Je dis que j’ai soixante-sept ans, que je suis votre cadet, et que je voudrais être aimé comme cela… (À part.) Pour être sûr que c’est de l’amour.

LE GÉNÉRAL, au docteur.

Envieux ! (À sa femme.) Ma chère enfant, je n’ai pas pour te bénir la puissance de Dieu, mais je crois qu’il me la prête pour t’aimer.

VERNON.

Vous oubliez que je suis médecin, mon cher ami ; c’est bon pour un refrain de romance, ce que vous dites à madame.

GERTRUDE.

Il y a des refrains de romance, docteur, qui sont très-vrais.

LE GÉNÉRAL.

Docteur, si tu continues à taquiner ma femme, nous nous brouillerons : un doute sur ce chapitre est une insulte.

VERNON.

Je n’ai aucun doute. (Au général.) Seulement, vous avez aimé tant de femmes avec la puissance de Dieu, que je suis en extase, comme médecin, de vous voir toujours si bon chrétien, à soixante-dix ans. (Gertrude se dirige doucement vers le canapé où est assis le docteur.)

LE GÉNÉRAL.

Chut ! les dernières passions, mon ami, sont les plus puissantes.

VERNON.

Vous avez raison.

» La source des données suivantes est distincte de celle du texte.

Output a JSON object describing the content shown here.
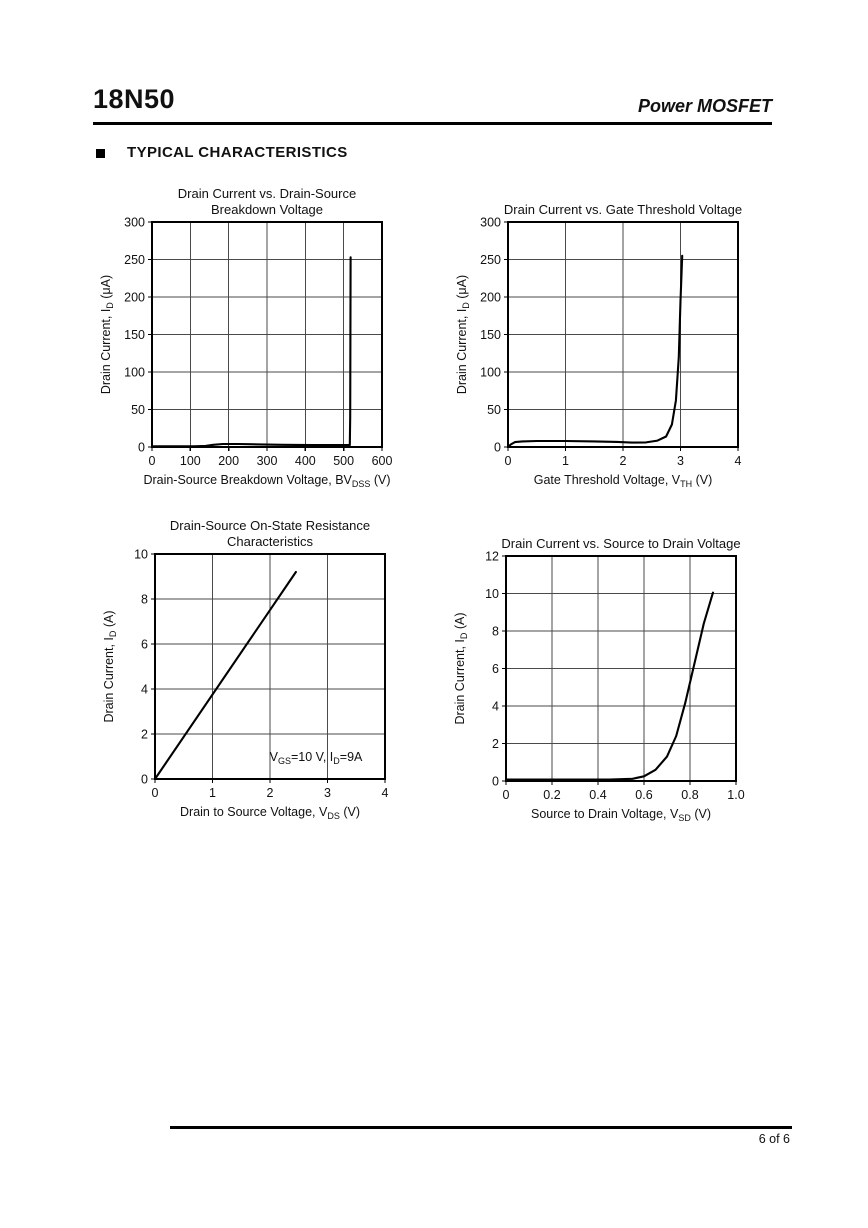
{
  "header": {
    "part_number": "18N50",
    "product_family": "Power MOSFET"
  },
  "section": {
    "title": "TYPICAL CHARACTERISTICS"
  },
  "footer": {
    "page_number": "6 of 6"
  },
  "colors": {
    "curve": "#000000",
    "grid": "#4a4a4a",
    "border": "#000000",
    "text": "#111111"
  },
  "chart_data": [
    {
      "type": "line",
      "title_lines": [
        "Drain Current vs. Drain-Source",
        "Breakdown Voltage"
      ],
      "xlabel": [
        {
          "t": "Drain-Source Breakdown Voltage, BV"
        },
        {
          "s": "DSS"
        },
        {
          "t": " (V)"
        }
      ],
      "ylabel": [
        {
          "t": "Drain Current, I"
        },
        {
          "s": "D"
        },
        {
          "t": " (μA)"
        }
      ],
      "xlim": [
        0,
        600
      ],
      "ylim": [
        0,
        300
      ],
      "xticks": [
        0,
        100,
        200,
        300,
        400,
        500,
        600
      ],
      "xtick_labels": [
        "0",
        "100",
        "200",
        "300",
        "400",
        "500",
        "600"
      ],
      "yticks": [
        0,
        50,
        100,
        150,
        200,
        250,
        300
      ],
      "ytick_labels": [
        "0",
        "50",
        "100",
        "150",
        "200",
        "250",
        "300"
      ],
      "grid": true,
      "legend": "none",
      "series": [
        {
          "name": "drain-current",
          "points": [
            [
              0,
              1
            ],
            [
              110,
              1
            ],
            [
              140,
              1.5
            ],
            [
              160,
              3
            ],
            [
              185,
              4
            ],
            [
              225,
              4
            ],
            [
              280,
              3.5
            ],
            [
              340,
              3
            ],
            [
              420,
              2.5
            ],
            [
              490,
              2.5
            ],
            [
              516,
              2.5
            ],
            [
              517,
              40
            ],
            [
              518,
              253
            ]
          ]
        }
      ]
    },
    {
      "type": "line",
      "title_lines": [
        "Drain Current vs. Gate Threshold Voltage"
      ],
      "xlabel": [
        {
          "t": "Gate Threshold Voltage, V"
        },
        {
          "s": "TH"
        },
        {
          "t": " (V)"
        }
      ],
      "ylabel": [
        {
          "t": "Drain Current, I"
        },
        {
          "s": "D"
        },
        {
          "t": " (μA)"
        }
      ],
      "xlim": [
        0,
        4
      ],
      "ylim": [
        0,
        300
      ],
      "xticks": [
        0,
        1,
        2,
        3,
        4
      ],
      "xtick_labels": [
        "0",
        "1",
        "2",
        "3",
        "4"
      ],
      "yticks": [
        0,
        50,
        100,
        150,
        200,
        250,
        300
      ],
      "ytick_labels": [
        "0",
        "50",
        "100",
        "150",
        "200",
        "250",
        "300"
      ],
      "grid": true,
      "legend": "none",
      "series": [
        {
          "name": "drain-current",
          "points": [
            [
              0,
              0
            ],
            [
              0.05,
              3.5
            ],
            [
              0.12,
              6.5
            ],
            [
              0.25,
              7.5
            ],
            [
              0.5,
              8
            ],
            [
              1.0,
              8
            ],
            [
              1.5,
              7.5
            ],
            [
              1.9,
              6.8
            ],
            [
              2.15,
              5.8
            ],
            [
              2.4,
              6.2
            ],
            [
              2.6,
              8.5
            ],
            [
              2.75,
              14
            ],
            [
              2.85,
              30
            ],
            [
              2.92,
              62
            ],
            [
              2.97,
              120
            ],
            [
              3.0,
              195
            ],
            [
              3.03,
              255
            ]
          ]
        }
      ]
    },
    {
      "type": "line",
      "title_lines": [
        "Drain-Source On-State Resistance",
        "Characteristics"
      ],
      "xlabel": [
        {
          "t": "Drain to Source Voltage, V"
        },
        {
          "s": "DS"
        },
        {
          "t": " (V)"
        }
      ],
      "ylabel": [
        {
          "t": "Drain Current, I"
        },
        {
          "s": "D"
        },
        {
          "t": " (A)"
        }
      ],
      "xlim": [
        0,
        4
      ],
      "ylim": [
        0,
        10
      ],
      "xticks": [
        0,
        1,
        2,
        3,
        4
      ],
      "xtick_labels": [
        "0",
        "1",
        "2",
        "3",
        "4"
      ],
      "yticks": [
        0,
        2,
        4,
        6,
        8,
        10
      ],
      "ytick_labels": [
        "0",
        "2",
        "4",
        "6",
        "8",
        "10"
      ],
      "grid": true,
      "legend": "none",
      "annotation": {
        "segments": [
          {
            "t": "V"
          },
          {
            "s": "GS"
          },
          {
            "t": "=10 V, I"
          },
          {
            "s": "D"
          },
          {
            "t": "=9A"
          }
        ],
        "x": 2.8,
        "y": 0.8
      },
      "series": [
        {
          "name": "on-state-line",
          "points": [
            [
              0,
              0
            ],
            [
              2.45,
              9.2
            ]
          ]
        }
      ]
    },
    {
      "type": "line",
      "title_lines": [
        "Drain Current vs. Source to Drain Voltage"
      ],
      "xlabel": [
        {
          "t": "Source to Drain Voltage, V"
        },
        {
          "s": "SD"
        },
        {
          "t": " (V)"
        }
      ],
      "ylabel": [
        {
          "t": "Drain Current, I"
        },
        {
          "s": "D"
        },
        {
          "t": " (A)"
        }
      ],
      "xlim": [
        0,
        1.0
      ],
      "ylim": [
        0,
        12
      ],
      "xticks": [
        0,
        0.2,
        0.4,
        0.6,
        0.8,
        1.0
      ],
      "xtick_labels": [
        "0",
        "0.2",
        "0.4",
        "0.6",
        "0.8",
        "1.0"
      ],
      "yticks": [
        0,
        2,
        4,
        6,
        8,
        10,
        12
      ],
      "ytick_labels": [
        "0",
        "2",
        "4",
        "6",
        "8",
        "10",
        "12"
      ],
      "grid": true,
      "legend": "none",
      "series": [
        {
          "name": "body-diode",
          "points": [
            [
              0,
              0.08
            ],
            [
              0.45,
              0.08
            ],
            [
              0.55,
              0.12
            ],
            [
              0.6,
              0.25
            ],
            [
              0.65,
              0.6
            ],
            [
              0.7,
              1.3
            ],
            [
              0.74,
              2.4
            ],
            [
              0.78,
              4.2
            ],
            [
              0.82,
              6.3
            ],
            [
              0.86,
              8.4
            ],
            [
              0.9,
              10.05
            ]
          ]
        }
      ]
    }
  ]
}
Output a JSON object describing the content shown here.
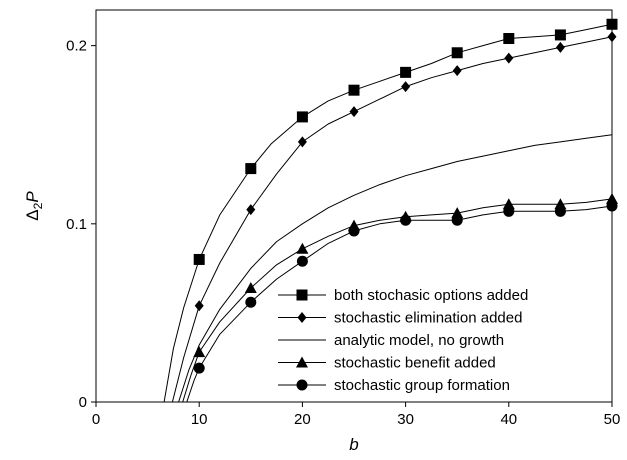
{
  "chart_data": {
    "type": "line",
    "xlabel": "b",
    "ylabel_main": "Δ",
    "ylabel_sub": "2",
    "ylabel_var": "P",
    "xlim": [
      0,
      50
    ],
    "ylim": [
      0,
      0.22
    ],
    "x_ticks": [
      {
        "value": 0,
        "label": "0"
      },
      {
        "value": 10,
        "label": "10"
      },
      {
        "value": 20,
        "label": "20"
      },
      {
        "value": 30,
        "label": "30"
      },
      {
        "value": 40,
        "label": "40"
      },
      {
        "value": 50,
        "label": "50"
      }
    ],
    "y_ticks": [
      {
        "value": 0,
        "label": "0"
      },
      {
        "value": 0.1,
        "label": "0.1"
      },
      {
        "value": 0.2,
        "label": "0.2"
      }
    ],
    "grid": false,
    "legend_position": "bottom-right",
    "series": [
      {
        "name": "both stochasic options added",
        "marker": "square",
        "curve_x": [
          6.6,
          7.5,
          8.5,
          10,
          12,
          15,
          17,
          20,
          22.5,
          25,
          27.5,
          30,
          32.5,
          35,
          37.5,
          40,
          42.5,
          45,
          47.5,
          50
        ],
        "curve_y": [
          0,
          0.03,
          0.053,
          0.08,
          0.105,
          0.131,
          0.145,
          0.16,
          0.169,
          0.175,
          0.18,
          0.185,
          0.19,
          0.196,
          0.2,
          0.204,
          0.205,
          0.206,
          0.209,
          0.212
        ],
        "markers_x": [
          10,
          15,
          20,
          25,
          30,
          35,
          40,
          45,
          50
        ],
        "markers_y": [
          0.08,
          0.131,
          0.16,
          0.175,
          0.185,
          0.196,
          0.204,
          0.206,
          0.212
        ]
      },
      {
        "name": "stochastic elimination added",
        "marker": "diamond",
        "curve_x": [
          7.4,
          8.5,
          10,
          12,
          15,
          17.5,
          20,
          22.5,
          25,
          27.5,
          30,
          32.5,
          35,
          37.5,
          40,
          42.5,
          45,
          47.5,
          50
        ],
        "curve_y": [
          0,
          0.025,
          0.054,
          0.078,
          0.108,
          0.128,
          0.146,
          0.156,
          0.163,
          0.17,
          0.177,
          0.182,
          0.186,
          0.19,
          0.193,
          0.196,
          0.199,
          0.202,
          0.205
        ],
        "markers_x": [
          10,
          15,
          20,
          25,
          30,
          35,
          40,
          45,
          50
        ],
        "markers_y": [
          0.054,
          0.108,
          0.146,
          0.163,
          0.177,
          0.186,
          0.193,
          0.199,
          0.205
        ]
      },
      {
        "name": "analytic model, no growth",
        "marker": "none",
        "curve_x": [
          8,
          9,
          10,
          12,
          15,
          17.5,
          20,
          22.5,
          25,
          27.5,
          30,
          32.5,
          35,
          37.5,
          40,
          42.5,
          45,
          47.5,
          50
        ],
        "curve_y": [
          0,
          0.018,
          0.032,
          0.052,
          0.075,
          0.09,
          0.1,
          0.109,
          0.116,
          0.122,
          0.127,
          0.131,
          0.135,
          0.138,
          0.141,
          0.144,
          0.146,
          0.148,
          0.15
        ],
        "markers_x": [],
        "markers_y": []
      },
      {
        "name": "stochastic benefit added",
        "marker": "triangle",
        "curve_x": [
          8.4,
          9.2,
          10,
          12,
          15,
          17.5,
          20,
          22.5,
          25,
          27.5,
          30,
          32.5,
          35,
          37.5,
          40,
          42.5,
          45,
          47.5,
          50
        ],
        "curve_y": [
          0,
          0.015,
          0.028,
          0.045,
          0.064,
          0.077,
          0.086,
          0.093,
          0.099,
          0.102,
          0.104,
          0.105,
          0.106,
          0.109,
          0.111,
          0.111,
          0.111,
          0.112,
          0.114
        ],
        "markers_x": [
          10,
          15,
          20,
          25,
          30,
          35,
          40,
          45,
          50
        ],
        "markers_y": [
          0.028,
          0.064,
          0.086,
          0.099,
          0.104,
          0.106,
          0.111,
          0.111,
          0.114
        ]
      },
      {
        "name": "stochastic group formation",
        "marker": "circle",
        "curve_x": [
          8.8,
          9.5,
          10,
          12,
          15,
          17.5,
          20,
          22.5,
          25,
          27.5,
          30,
          32.5,
          35,
          37.5,
          40,
          42.5,
          45,
          47.5,
          50
        ],
        "curve_y": [
          0,
          0.012,
          0.019,
          0.038,
          0.056,
          0.069,
          0.079,
          0.089,
          0.096,
          0.1,
          0.102,
          0.102,
          0.102,
          0.105,
          0.107,
          0.107,
          0.107,
          0.108,
          0.11
        ],
        "markers_x": [
          10,
          15,
          20,
          25,
          30,
          35,
          40,
          45,
          50
        ],
        "markers_y": [
          0.019,
          0.056,
          0.079,
          0.096,
          0.102,
          0.102,
          0.107,
          0.107,
          0.11
        ]
      }
    ]
  }
}
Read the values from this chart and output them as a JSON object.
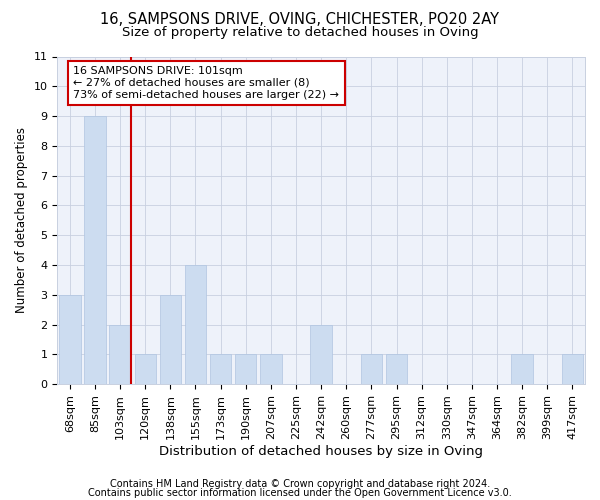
{
  "title1": "16, SAMPSONS DRIVE, OVING, CHICHESTER, PO20 2AY",
  "title2": "Size of property relative to detached houses in Oving",
  "xlabel": "Distribution of detached houses by size in Oving",
  "ylabel": "Number of detached properties",
  "categories": [
    "68sqm",
    "85sqm",
    "103sqm",
    "120sqm",
    "138sqm",
    "155sqm",
    "173sqm",
    "190sqm",
    "207sqm",
    "225sqm",
    "242sqm",
    "260sqm",
    "277sqm",
    "295sqm",
    "312sqm",
    "330sqm",
    "347sqm",
    "364sqm",
    "382sqm",
    "399sqm",
    "417sqm"
  ],
  "values": [
    3,
    9,
    2,
    1,
    3,
    4,
    1,
    1,
    1,
    0,
    2,
    0,
    1,
    1,
    0,
    0,
    0,
    0,
    1,
    0,
    1
  ],
  "bar_color": "#ccdcf0",
  "bar_edge_color": "#b0c4e0",
  "reference_line_x": 2,
  "reference_line_color": "#cc0000",
  "annotation_line1": "16 SAMPSONS DRIVE: 101sqm",
  "annotation_line2": "← 27% of detached houses are smaller (8)",
  "annotation_line3": "73% of semi-detached houses are larger (22) →",
  "annotation_box_edgecolor": "#cc0000",
  "annotation_facecolor": "white",
  "ylim": [
    0,
    11
  ],
  "yticks": [
    0,
    1,
    2,
    3,
    4,
    5,
    6,
    7,
    8,
    9,
    10,
    11
  ],
  "footer1": "Contains HM Land Registry data © Crown copyright and database right 2024.",
  "footer2": "Contains public sector information licensed under the Open Government Licence v3.0.",
  "title1_fontsize": 10.5,
  "title2_fontsize": 9.5,
  "xlabel_fontsize": 9.5,
  "ylabel_fontsize": 8.5,
  "tick_fontsize": 8,
  "annotation_fontsize": 8,
  "footer_fontsize": 7,
  "background_color": "#eef2fa",
  "grid_color": "#c8d0e0"
}
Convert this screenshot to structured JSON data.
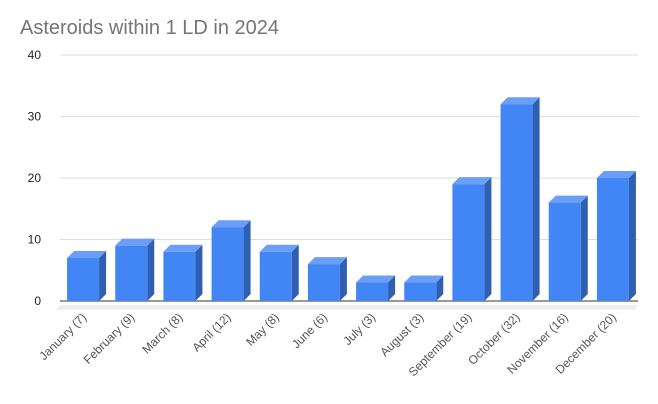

Dans la jeunesse, nous aimons avec toutes nos forces qui vont en diminuant, tandis que dans la vieillesse nous aimons avec notre faiblesse qui va, qui va grandissant.

LE GÉNÉRAL.

Méchant philosophe !

GERTRUDE, à Vernon.

Docteur, pourquoi, vous, si bon, essayez-vous de jeter des doutes dans le cœur de Grandchamp ?… Vous savez qu’il est d’une jalousie à tuer sur un soupçon. Je respecte tellement ce sentiment que j’ai fini par ne plus voir que vous, M. le maire et M. le curé. Voulez-vous que je renonce encore à votre société, qui nous est si douce, si agréable ?… Ah ! voilà Napoléon.